You can try running ssh with -vvv to get more details from the client.

Also, I suggest running a sniffer (e.g. tcpdump) on the server to find out whether or not your incoming traffic reaches the target.

----------

## finalturismo

 *szatox wrote:*   

> "Timeout" sounds like a firewall to me. This is exactly what happens when your connections hits a DROP target in iptables.
> 
> You can try running ssh with -vvv to get more details from the client.
> 
> Also, I suggest running a sniffer (e.g. tcpdump) on the server to find out whether or not your incoming traffic reaches the target.

 

You just reminded me of something, i do have iptables installed with NAT and almost ever networking capability built into the kernel. 

There is a chance a firewall is on the Gentoo side of things, i will let you guys know later what happens. I did do the -vvv command already and i didnt find anything useful to the issue at hand. 
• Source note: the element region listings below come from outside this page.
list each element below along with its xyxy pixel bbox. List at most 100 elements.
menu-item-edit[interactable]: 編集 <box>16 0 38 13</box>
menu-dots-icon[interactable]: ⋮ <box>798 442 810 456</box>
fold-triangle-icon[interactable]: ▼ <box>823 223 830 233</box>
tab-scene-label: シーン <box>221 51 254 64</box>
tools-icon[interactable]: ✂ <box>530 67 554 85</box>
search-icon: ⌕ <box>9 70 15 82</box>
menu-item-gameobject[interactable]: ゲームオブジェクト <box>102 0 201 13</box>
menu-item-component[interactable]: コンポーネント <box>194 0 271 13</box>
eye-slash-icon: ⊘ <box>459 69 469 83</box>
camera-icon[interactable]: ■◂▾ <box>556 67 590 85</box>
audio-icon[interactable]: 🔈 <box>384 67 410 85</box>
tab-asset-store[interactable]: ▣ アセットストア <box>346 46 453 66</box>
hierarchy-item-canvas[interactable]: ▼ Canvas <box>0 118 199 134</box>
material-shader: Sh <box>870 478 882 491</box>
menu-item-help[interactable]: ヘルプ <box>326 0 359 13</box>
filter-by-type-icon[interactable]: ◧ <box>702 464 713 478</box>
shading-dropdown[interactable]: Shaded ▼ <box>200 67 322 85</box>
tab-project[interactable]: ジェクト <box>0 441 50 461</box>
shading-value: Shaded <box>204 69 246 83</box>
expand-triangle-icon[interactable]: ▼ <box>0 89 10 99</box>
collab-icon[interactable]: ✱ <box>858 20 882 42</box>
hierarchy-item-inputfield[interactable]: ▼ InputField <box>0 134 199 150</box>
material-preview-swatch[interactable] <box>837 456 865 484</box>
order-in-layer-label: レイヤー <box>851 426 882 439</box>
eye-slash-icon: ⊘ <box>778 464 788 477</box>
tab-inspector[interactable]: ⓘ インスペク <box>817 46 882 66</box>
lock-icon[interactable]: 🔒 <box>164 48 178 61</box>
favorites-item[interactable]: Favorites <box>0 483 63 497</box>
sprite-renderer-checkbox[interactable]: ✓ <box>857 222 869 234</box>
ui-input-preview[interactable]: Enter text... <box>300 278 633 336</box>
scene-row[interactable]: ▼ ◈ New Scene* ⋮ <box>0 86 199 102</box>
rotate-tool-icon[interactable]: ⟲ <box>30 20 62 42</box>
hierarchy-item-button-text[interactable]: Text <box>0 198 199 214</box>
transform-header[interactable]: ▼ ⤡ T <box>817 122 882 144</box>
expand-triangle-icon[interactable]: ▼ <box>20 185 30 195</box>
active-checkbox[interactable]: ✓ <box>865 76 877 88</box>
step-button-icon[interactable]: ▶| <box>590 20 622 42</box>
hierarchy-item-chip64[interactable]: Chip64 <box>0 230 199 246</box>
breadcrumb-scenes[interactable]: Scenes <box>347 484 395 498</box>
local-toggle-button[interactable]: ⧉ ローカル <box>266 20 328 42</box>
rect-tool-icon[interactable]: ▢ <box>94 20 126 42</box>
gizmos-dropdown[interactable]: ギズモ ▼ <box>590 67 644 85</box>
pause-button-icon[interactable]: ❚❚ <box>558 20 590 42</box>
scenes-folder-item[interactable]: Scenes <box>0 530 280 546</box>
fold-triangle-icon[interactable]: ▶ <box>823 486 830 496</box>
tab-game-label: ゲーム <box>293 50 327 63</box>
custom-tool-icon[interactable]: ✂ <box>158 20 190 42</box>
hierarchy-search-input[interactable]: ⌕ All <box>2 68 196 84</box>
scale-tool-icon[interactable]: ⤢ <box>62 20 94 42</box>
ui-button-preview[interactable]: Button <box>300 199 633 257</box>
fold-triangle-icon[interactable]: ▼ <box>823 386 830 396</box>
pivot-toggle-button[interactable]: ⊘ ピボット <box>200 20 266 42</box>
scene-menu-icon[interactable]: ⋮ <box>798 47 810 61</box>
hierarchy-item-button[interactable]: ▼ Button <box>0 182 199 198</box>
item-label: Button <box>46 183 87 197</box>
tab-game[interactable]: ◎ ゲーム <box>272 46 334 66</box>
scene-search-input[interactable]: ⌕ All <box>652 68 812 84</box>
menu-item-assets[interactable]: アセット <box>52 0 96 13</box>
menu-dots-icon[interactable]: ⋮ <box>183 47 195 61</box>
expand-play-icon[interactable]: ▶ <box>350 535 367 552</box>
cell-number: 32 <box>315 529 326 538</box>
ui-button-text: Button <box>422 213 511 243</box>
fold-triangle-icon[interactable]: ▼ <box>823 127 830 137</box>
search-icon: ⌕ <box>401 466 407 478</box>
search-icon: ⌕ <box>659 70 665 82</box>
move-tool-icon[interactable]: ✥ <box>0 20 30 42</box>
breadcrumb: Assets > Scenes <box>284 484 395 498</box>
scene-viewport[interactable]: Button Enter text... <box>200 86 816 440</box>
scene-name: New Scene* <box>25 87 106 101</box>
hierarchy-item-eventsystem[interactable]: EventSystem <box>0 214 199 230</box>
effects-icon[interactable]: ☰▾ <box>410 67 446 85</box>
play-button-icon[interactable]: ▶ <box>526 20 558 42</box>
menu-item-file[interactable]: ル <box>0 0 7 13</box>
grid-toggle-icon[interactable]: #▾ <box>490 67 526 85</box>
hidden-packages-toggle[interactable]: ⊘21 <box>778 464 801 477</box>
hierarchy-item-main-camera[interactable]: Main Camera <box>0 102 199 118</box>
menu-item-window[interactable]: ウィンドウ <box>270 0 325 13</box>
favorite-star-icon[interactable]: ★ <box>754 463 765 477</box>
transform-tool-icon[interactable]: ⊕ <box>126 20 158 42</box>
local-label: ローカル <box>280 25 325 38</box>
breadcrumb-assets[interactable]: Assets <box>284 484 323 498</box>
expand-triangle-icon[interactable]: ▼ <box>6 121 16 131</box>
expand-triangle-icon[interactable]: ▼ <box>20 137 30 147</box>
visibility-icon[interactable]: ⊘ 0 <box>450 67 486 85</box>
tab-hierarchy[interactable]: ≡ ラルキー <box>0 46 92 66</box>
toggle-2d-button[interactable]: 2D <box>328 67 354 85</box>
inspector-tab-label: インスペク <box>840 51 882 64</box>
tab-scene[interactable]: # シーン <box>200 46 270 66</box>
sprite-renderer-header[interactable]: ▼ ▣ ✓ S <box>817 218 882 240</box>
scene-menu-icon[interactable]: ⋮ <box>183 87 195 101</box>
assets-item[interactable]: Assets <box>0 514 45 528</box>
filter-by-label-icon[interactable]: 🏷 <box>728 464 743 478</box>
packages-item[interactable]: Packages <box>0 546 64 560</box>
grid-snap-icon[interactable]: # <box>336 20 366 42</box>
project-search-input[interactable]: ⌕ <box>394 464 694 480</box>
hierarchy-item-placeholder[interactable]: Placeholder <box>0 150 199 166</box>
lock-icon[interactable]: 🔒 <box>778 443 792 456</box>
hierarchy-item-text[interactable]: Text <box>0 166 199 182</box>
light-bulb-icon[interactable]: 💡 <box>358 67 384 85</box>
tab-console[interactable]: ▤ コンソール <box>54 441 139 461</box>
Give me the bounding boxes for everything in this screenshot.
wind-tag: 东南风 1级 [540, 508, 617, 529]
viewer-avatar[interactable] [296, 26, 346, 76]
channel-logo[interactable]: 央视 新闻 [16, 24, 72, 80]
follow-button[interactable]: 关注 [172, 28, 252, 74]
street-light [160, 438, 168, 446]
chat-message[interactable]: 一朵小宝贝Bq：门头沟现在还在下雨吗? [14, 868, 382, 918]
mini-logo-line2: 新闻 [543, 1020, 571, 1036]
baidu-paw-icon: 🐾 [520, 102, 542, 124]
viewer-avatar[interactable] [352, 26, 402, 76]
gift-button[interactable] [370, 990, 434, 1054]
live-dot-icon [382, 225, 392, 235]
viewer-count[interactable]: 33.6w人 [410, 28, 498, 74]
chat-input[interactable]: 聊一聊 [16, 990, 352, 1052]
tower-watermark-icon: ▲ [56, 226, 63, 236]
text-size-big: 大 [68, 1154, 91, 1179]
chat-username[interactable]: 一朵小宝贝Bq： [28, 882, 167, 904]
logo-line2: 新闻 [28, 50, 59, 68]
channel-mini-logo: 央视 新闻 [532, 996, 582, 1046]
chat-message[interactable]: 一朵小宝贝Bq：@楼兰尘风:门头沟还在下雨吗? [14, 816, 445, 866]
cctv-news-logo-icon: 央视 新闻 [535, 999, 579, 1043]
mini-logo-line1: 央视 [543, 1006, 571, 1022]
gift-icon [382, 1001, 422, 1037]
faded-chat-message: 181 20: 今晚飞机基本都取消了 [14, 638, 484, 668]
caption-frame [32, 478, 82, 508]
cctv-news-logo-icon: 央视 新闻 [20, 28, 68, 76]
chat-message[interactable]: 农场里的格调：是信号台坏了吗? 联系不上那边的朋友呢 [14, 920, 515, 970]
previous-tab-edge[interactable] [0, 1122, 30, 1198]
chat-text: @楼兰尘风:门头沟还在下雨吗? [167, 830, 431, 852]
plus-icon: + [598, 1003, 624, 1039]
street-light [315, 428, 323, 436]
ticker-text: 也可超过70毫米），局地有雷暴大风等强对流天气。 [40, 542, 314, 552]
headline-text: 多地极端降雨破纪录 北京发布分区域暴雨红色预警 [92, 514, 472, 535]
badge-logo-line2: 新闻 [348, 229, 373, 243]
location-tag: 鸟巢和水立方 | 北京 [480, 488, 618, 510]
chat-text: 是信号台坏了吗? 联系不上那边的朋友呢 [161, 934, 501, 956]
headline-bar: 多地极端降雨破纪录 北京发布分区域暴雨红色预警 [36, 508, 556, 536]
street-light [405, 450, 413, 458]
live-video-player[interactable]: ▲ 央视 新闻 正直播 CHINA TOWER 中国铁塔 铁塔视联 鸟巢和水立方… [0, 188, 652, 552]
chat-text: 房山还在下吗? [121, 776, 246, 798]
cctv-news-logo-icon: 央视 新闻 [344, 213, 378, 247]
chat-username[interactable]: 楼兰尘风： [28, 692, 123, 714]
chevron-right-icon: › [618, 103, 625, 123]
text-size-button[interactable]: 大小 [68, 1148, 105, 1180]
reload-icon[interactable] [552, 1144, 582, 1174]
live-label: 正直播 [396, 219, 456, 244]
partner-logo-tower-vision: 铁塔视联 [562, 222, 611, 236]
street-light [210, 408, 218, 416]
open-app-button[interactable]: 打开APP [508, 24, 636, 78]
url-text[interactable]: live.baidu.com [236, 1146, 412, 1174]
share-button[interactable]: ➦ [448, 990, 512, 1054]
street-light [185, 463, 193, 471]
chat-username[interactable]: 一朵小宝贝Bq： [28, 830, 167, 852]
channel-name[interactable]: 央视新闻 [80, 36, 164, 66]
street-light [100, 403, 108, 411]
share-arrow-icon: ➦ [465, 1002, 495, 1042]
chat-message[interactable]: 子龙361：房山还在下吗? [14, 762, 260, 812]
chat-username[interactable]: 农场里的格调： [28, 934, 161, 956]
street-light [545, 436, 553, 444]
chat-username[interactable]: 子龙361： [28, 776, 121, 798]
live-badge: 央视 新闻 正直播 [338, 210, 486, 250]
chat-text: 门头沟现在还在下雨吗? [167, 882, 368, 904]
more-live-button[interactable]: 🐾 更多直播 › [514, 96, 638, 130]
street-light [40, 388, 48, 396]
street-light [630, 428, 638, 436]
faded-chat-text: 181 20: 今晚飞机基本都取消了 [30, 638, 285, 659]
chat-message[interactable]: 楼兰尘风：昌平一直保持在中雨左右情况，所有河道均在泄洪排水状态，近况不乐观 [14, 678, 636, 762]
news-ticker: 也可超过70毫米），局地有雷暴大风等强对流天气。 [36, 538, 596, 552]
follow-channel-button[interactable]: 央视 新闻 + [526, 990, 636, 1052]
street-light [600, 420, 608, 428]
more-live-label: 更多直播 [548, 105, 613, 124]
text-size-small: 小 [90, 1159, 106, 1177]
Just a general error message with no useful info that would point to the problem.

----------

## pankaj13

Try adding following line at the end of /etc/ssh/sshd_config

AllowUsers root <add any other user names that might need to ssh>

----------

## Hu

 *pankaj13 wrote:*   

> Try adding following line at the end of /etc/ssh/sshd_config
> 
> AllowUsers root <add any other user names that might need to ssh>

 Could you explain your suggestion?  Allowing root is generally considered a bad idea, and the OP's description of the problem is not consistent with this being an sshd authentication configuration problem, so I would not expect AllowUsers to be relevant.

----------